Fabrication and Set-Up Optimization of Microbubble Resonator for Biosensing

Gabriela Hall

In Collaboration with Jie Liao and Jinran Qie

PI: Lan Yang (Micro/Nano Phonotics Lab)

Washington University in St. Louis

Abstract

Increasing the reliability, sensitivity, speed, and cost-effective nature of biological assays for medically relevant molecules holds great potential to improve medical practice and make it more widely available.
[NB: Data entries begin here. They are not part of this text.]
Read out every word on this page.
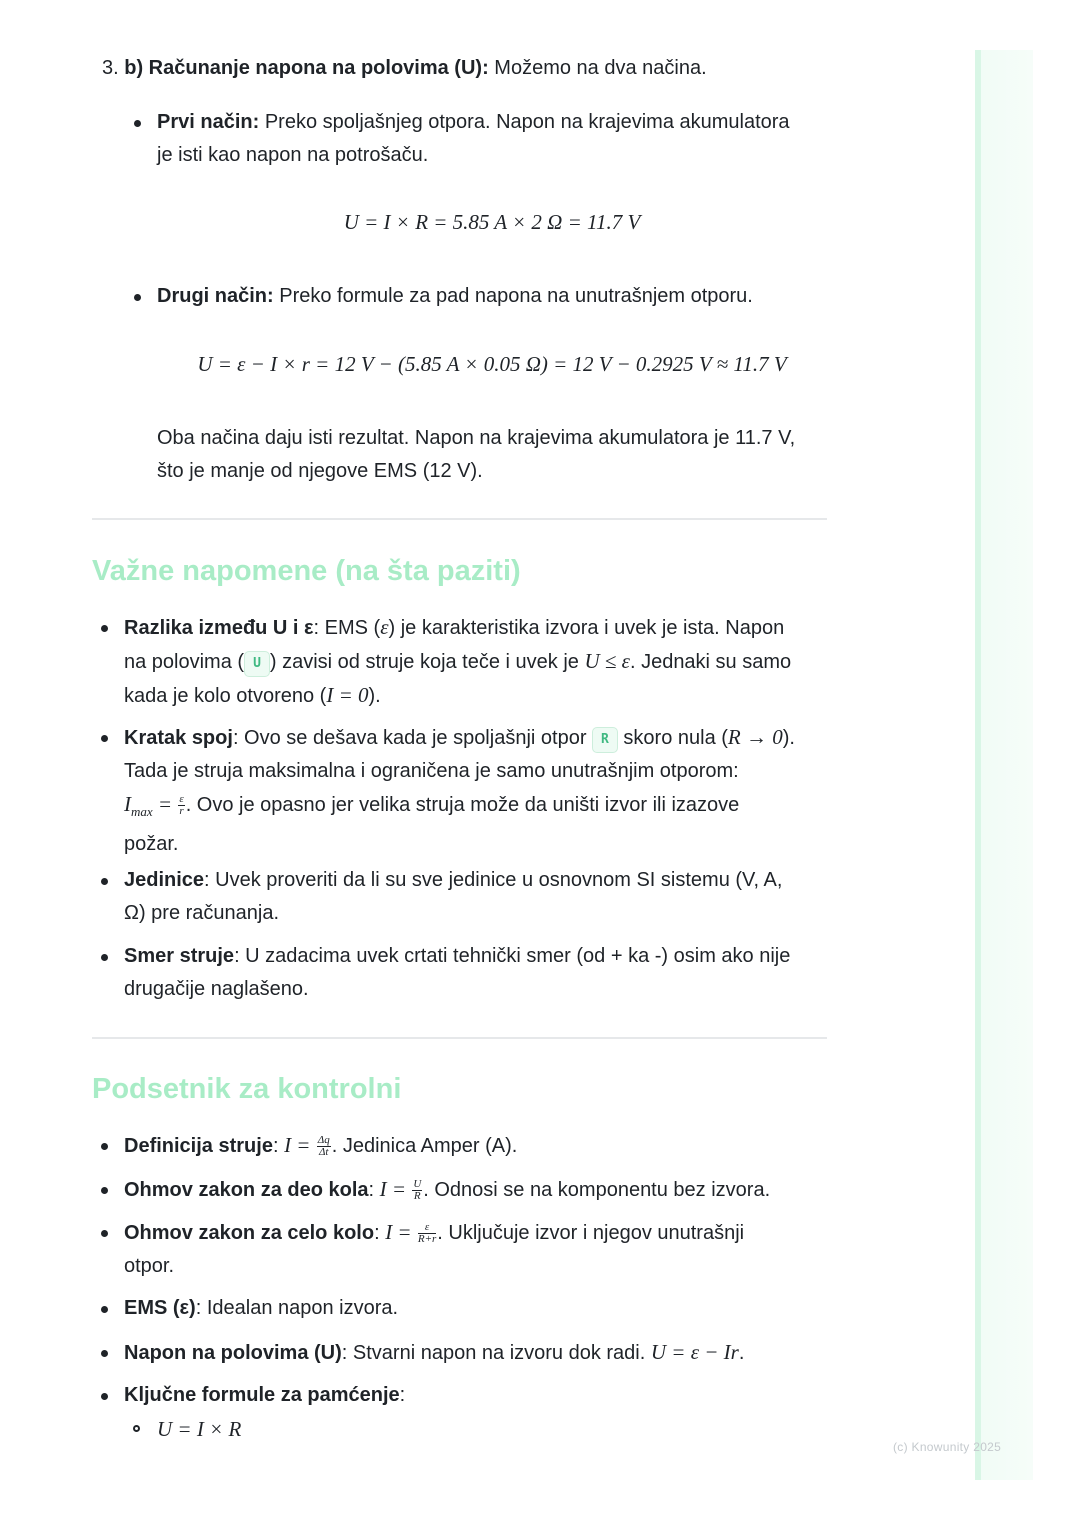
(c) Knowunity 2025
3. b) Računanje napona na polovima (U): Možemo na dva načina.
Prvi način: Preko spoljašnjeg otpora. Napon na krajevima akumulatora
je isti kao napon na potrošaču.
U = I × R = 5.85 A × 2 Ω = 11.7 V
Drugi način: Preko formule za pad napona na unutrašnjem otporu.
U = ε − I × r = 12 V − (5.85 A × 0.05 Ω) = 12 V − 0.2925 V ≈ 11.7 V
Oba načina daju isti rezultat. Napon na krajevima akumulatora je 11.7 V,
što je manje od njegove EMS (12 V).
Važne napomene (na šta paziti)
Razlika između U i ε: EMS (ε) je karakteristika izvora i uvek je ista. Napon
na polovima ( U ) zavisi od struje koja teče i uvek je U ≤ ε. Jednaki su samo
kada je kolo otvoreno (I = 0).
Kratak spoj: Ovo se dešava kada je spoljašnji otpor R skoro nula (R → 0).
Tada je struja maksimalna i ograničena je samo unutrašnjim otporom:
$I_{max} = \frac{\varepsilon}{r}$ . Ovo je opasno jer velika struja može da uništi izvor ili izazove
požar.
Jedinice: Uvek proveriti da li su sve jedinice u osnovnom SI sistemu (V, A,
Ω) pre računanja.
Smer struje: U zadacima uvek crtati tehnički smer (od + ka -) osim ako nije
drugačije naglašeno.
Podsetnik za kontrolni
Definicija struje: $I = \frac{\Delta q}{\Delta t}$ . Jedinica Amper (A).
Ohmov zakon za deo kola: $I = \frac{U}{R}$ . Odnosi se na komponentu bez izvora.
Ohmov zakon za celo kolo: $I = \frac{\varepsilon}{R+r}$ . Uključuje izvor i njegov unutrašnji
otpor.
EMS (ε): Idealan napon izvora.
Napon na polovima (U): Stvarni napon na izvoru dok radi. U = ε − Ir.
Ključne formule za pamćenje:
U = I × R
Many researchers have tapped into the potential of microresonators for ultra-sensitive detection and assays of proteins1, 7, oligonucleotides2, pH3, temperature4, and more. Microresonators provide highly sensitive detection on the order of picomolar concentrations, cheap and fast fabrication, recyclability, label-free detection, rapid detection time, accuracy in complex media, and multiplexing5, 6. Examples of microresonators include microrings, microspheres, microbubbles, and microtoroids. To detect particles using microresonators, targets bind to the chemically altered surface and change the path of light traveling through the microresonators. This change is measured and used to detect individual particles or small concentrations of particles. This project explored two methods of fabricating microbubbles in the Micro/Nano Photonics Lab at Washington University in St. Louis. The bubbles were analyzed by determining their Q-factors and measuring their response to changes in salt concentrations flowing through the bubbles. By having a robust microbubble platform, various biomarkers can be quantified for multiple medical applications.